Draft 5 currently under revision : click here for version 4 of the paper : ZP_hist_context_Draft4
Every year when festivities of Sinterklaas come to the Netherlands, the skewed debates around Black Pete (zwarte Piet) raises it’s ugly head again. What really annoys me is the incompetence and utter selectivity with which historical claims are made in this “debate” and criticism is brushed aside simply by playing the racism card.
History is an academical discipline and a hard one at that. It’s not a plaything that one can simply cherry-pick in order to construct an arbitrary interpretation of history. Unfortunately, our shared history is often abused by individuals or groups in order to either claim personal grievances or greatness. This selective laymen attempt at historical identity manufacturing has been frowned upon, rightfully, for decades now by most people because it is a fallacy and often a dangerous one at that. By superficially skimming historical narratives one could link ones identity to that of kings or martyrs easily and, to the untrained eye, convincingly.

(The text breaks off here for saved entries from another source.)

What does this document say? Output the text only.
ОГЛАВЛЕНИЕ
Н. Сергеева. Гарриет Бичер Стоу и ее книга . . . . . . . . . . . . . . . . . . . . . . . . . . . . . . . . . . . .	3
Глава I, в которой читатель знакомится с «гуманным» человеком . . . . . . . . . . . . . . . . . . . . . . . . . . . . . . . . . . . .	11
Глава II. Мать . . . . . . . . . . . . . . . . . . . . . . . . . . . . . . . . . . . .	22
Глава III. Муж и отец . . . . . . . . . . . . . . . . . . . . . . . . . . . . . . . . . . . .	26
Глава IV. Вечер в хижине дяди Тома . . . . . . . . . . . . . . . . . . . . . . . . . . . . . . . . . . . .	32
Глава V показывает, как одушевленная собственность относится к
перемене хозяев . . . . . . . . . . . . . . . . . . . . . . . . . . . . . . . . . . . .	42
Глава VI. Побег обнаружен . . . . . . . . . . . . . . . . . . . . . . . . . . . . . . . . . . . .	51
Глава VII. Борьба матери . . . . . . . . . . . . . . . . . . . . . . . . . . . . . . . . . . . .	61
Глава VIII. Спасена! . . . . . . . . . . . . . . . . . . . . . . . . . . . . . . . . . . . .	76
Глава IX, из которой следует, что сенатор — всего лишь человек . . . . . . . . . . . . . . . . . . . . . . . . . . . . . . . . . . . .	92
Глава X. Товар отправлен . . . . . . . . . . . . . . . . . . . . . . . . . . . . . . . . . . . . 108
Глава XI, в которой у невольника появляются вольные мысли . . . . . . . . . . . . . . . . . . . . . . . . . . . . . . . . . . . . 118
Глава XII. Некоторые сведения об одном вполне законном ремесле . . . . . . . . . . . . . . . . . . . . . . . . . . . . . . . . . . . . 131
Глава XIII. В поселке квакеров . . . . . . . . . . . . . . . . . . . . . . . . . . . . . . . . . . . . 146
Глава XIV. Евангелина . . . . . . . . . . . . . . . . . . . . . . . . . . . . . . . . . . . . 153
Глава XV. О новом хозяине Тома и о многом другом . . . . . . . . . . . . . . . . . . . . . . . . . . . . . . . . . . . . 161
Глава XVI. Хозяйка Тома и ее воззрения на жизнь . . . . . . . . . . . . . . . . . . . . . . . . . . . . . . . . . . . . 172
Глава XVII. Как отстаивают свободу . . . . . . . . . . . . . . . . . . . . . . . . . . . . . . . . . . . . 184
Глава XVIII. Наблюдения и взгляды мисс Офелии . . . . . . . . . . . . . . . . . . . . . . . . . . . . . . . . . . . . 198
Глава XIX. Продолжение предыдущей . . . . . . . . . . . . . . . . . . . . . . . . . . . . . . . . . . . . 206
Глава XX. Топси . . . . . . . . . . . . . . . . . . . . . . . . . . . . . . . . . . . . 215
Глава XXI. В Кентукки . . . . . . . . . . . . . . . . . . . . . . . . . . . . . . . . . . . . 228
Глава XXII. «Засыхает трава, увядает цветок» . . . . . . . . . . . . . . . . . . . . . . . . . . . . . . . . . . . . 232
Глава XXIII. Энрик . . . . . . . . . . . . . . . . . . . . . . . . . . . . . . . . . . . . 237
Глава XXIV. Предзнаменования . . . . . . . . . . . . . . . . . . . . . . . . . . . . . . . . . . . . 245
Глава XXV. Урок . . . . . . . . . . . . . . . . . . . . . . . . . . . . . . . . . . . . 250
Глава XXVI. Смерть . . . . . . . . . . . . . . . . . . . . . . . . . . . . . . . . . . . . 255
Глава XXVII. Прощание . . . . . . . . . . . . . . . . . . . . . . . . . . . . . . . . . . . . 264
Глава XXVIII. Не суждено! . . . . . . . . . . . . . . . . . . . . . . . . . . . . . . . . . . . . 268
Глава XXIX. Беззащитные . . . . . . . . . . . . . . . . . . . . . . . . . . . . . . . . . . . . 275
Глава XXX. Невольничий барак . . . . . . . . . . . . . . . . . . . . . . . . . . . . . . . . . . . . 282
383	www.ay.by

For the last couple of years in the Netherlands , such a fallacy has been used to claim personal grievance cause by the most detached and mundane of sources. A fictional character from a children’s festival. The figure of black Pete (Zwarte Piet) has been at the center of attention because a small focal minority claims that this character is racist in essence and causes them grievance.
This claim is often supported by the argument that Black Pete is a product of a time in which, officially, slavery in the Netherlands was not yet abolished. Black Pete as a servant of a White man is therefor automatically a pro-slavery institution.

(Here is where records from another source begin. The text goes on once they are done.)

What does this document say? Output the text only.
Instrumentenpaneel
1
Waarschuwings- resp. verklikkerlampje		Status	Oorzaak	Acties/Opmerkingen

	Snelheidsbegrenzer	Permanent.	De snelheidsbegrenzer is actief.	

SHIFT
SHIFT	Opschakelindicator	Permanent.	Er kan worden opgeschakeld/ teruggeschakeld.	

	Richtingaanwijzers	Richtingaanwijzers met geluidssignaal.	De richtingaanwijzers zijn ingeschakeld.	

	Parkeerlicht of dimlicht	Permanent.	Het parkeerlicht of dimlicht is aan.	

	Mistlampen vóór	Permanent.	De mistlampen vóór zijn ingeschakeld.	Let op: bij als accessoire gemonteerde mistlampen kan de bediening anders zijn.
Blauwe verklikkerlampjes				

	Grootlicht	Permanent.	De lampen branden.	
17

This reasoning however, is a prime example of selective and amateurish interpretation attempts in history. The argument makes generalized assumptions, deliberately chooses the wrong context and omits important details from more detailed contexts in which this matter should be viewed.

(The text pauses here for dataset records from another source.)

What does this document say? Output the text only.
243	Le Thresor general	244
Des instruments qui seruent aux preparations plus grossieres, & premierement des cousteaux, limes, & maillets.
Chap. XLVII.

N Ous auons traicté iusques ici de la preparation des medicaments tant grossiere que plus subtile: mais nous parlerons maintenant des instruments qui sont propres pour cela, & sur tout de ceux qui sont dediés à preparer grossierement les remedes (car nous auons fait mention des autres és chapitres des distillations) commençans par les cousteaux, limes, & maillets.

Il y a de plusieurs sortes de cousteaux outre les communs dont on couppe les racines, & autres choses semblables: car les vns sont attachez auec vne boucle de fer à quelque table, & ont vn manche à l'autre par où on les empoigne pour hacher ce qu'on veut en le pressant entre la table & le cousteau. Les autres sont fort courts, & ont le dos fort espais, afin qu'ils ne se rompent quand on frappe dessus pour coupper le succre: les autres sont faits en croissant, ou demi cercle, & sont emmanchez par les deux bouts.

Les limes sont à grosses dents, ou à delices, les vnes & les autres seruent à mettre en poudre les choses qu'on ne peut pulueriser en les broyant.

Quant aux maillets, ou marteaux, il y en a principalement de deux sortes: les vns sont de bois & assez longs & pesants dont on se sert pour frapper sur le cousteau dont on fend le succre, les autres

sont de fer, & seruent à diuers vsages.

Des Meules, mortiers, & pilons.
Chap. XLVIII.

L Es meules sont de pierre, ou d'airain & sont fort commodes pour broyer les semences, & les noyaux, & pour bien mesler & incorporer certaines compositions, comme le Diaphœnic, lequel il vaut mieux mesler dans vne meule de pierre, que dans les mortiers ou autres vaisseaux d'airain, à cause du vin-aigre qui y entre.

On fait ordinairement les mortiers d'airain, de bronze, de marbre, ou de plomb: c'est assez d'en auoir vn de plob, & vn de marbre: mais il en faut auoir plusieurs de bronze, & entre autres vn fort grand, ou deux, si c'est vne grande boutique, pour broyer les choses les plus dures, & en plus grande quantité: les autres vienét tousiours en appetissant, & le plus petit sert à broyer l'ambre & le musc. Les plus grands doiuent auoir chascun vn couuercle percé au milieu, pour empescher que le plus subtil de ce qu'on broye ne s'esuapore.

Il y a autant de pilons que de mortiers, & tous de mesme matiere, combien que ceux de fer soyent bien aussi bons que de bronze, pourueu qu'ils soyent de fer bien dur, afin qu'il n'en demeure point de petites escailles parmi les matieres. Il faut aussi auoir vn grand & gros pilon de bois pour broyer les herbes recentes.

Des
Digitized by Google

In the linked paper that you can download here, I make a case why this particular argument is not only wrong, but more surprisingly much more likely to be the opposite of what Quincy Gario and his movement claim. I will show that correlating Black Pete to slavery just because the character was written 13 year before Slavery was officially abolished is a impressively poor contextual analysis and that, given the proper context, no such correlation will stand up to any scrutiny.
Download the paper : ZP_hist_context_Draft4
The paper still has draft status and should be finalized when I have the time, but because 5 December is upon us, I decided to put it up as a sort of Sinterklaas present for Sinterklaas himself.
My hopes are that this not only settles the debate on the matter where it concerns the historical argument, but also that people might realize that history must not be used as a personal DIY identity kit that somehow grants one special rights or tries to take something away from others. History itself is riddled with examples of this and most do not end well.
For feedback I’d like to thank Arnold Jan Scheer, who proofread an earlier draft.